Red Hat Training

A Red Hat training course is available for RHEL 8

54.3.2. リソースセットのリソースオプションのデフォルト値の変更(RHEL 8.3 以降)

Red Hat Enterprise Linux 8.3 では、pcs resource defaults set create コマンドを使用して、リソースのデフォルトのセットを複数作成 できるようになりました。これにより、リソース 式が含まれるルールを指定できます。このコマンドで指定するルールでは リソース 式(/、または 括弧を含む)のみを使用できます。

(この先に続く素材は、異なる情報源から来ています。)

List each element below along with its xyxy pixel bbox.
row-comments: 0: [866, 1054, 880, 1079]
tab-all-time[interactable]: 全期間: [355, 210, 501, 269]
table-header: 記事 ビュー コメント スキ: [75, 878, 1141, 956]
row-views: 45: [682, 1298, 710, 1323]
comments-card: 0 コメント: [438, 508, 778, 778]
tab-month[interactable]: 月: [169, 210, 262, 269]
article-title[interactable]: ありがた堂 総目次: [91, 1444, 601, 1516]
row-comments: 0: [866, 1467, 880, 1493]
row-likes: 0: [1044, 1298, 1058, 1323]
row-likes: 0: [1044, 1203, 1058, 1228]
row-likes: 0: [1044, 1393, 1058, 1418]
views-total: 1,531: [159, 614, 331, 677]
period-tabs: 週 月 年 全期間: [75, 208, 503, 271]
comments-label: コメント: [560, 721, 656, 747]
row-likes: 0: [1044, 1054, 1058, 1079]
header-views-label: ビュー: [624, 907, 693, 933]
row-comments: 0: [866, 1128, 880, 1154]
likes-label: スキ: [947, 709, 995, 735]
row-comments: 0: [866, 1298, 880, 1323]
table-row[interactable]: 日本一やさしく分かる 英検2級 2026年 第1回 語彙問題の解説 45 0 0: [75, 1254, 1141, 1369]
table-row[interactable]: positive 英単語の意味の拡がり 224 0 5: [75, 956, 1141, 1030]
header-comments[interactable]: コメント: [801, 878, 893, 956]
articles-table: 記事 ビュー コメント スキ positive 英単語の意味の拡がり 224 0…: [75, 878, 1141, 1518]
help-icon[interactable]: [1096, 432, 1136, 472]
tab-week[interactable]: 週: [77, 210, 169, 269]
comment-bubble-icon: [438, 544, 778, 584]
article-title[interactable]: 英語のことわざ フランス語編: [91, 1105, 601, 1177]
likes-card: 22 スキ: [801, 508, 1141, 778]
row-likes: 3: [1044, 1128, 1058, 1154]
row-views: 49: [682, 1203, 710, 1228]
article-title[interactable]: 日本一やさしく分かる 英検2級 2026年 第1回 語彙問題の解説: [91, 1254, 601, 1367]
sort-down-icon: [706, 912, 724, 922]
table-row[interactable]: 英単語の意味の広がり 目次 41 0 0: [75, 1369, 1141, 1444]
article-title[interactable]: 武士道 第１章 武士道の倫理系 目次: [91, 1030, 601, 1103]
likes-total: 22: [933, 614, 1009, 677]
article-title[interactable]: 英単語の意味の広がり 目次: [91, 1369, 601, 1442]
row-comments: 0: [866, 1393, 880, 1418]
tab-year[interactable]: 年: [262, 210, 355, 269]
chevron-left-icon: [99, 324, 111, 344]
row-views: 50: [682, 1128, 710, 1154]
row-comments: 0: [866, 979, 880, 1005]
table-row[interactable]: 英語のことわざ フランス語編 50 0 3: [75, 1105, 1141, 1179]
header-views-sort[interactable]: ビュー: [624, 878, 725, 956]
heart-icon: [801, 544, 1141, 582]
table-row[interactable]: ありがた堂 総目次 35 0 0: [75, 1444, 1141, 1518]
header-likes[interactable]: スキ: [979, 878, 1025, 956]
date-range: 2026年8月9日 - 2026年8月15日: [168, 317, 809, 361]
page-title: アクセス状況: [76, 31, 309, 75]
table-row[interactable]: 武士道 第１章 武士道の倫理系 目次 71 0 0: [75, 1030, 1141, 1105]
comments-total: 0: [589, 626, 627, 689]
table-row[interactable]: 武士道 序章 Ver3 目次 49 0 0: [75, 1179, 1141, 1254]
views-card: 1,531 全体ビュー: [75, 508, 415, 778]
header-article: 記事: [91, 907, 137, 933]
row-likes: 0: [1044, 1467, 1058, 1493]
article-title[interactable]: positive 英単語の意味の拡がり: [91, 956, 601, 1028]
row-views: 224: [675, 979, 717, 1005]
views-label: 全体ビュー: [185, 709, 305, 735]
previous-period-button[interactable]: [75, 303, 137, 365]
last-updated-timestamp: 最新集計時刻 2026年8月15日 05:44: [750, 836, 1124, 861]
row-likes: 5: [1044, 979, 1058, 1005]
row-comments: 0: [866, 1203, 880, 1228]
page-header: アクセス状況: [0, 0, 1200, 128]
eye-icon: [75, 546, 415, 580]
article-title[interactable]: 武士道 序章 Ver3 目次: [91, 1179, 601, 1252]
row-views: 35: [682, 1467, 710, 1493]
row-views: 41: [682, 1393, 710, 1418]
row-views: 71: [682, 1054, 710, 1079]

pcs resource defaults set create コマンドを使用すると、特定タイプのすべてのリソースにデフォルトのリソース値を設定できます。たとえば、停止に時間がかかるデータベースを実行している場合は、データベースタイプのすべてのリソースで resource-stickiness のデフォルト値を増やして、これらのリソースが他のノードよりも頻繁に他のノードに移動するのを防ぐことができます。

以下のコマンドは、タイプ pqsql のすべての リソースについて、resource-stickiness のデフォルト値を 100 に設定し ます

  • リソースのデフォルトセットの名前を指定する id オプションは必須ではありません。このオプションを設定すると、pcs が自動的に ID を生成します。この値を設定すると、さらに説明的な名前を指定できます。
  • この例では、::pgsql は、タイプ pgsql のプロバイダー、プロバイダーのリソースを意味します。

    • ocf:heartbeat:pgsql を指定すると、クラス ocf、プロバイダー heartbeat 、タイプ pgsql が指定されます。
    • ocf:pacemaker: を指定すると、あらゆるタイプのクラス ocf( プロバイダー pacemaker )のすべてのリソースを指定します。
# pcs resource defaults set create id=pgsql-stickiness meta resource-stickiness=100 rule resource ::pgsql

既存のセットのデフォルト値を変更する場合は、pcs resource defaults set update コマンドを使用します。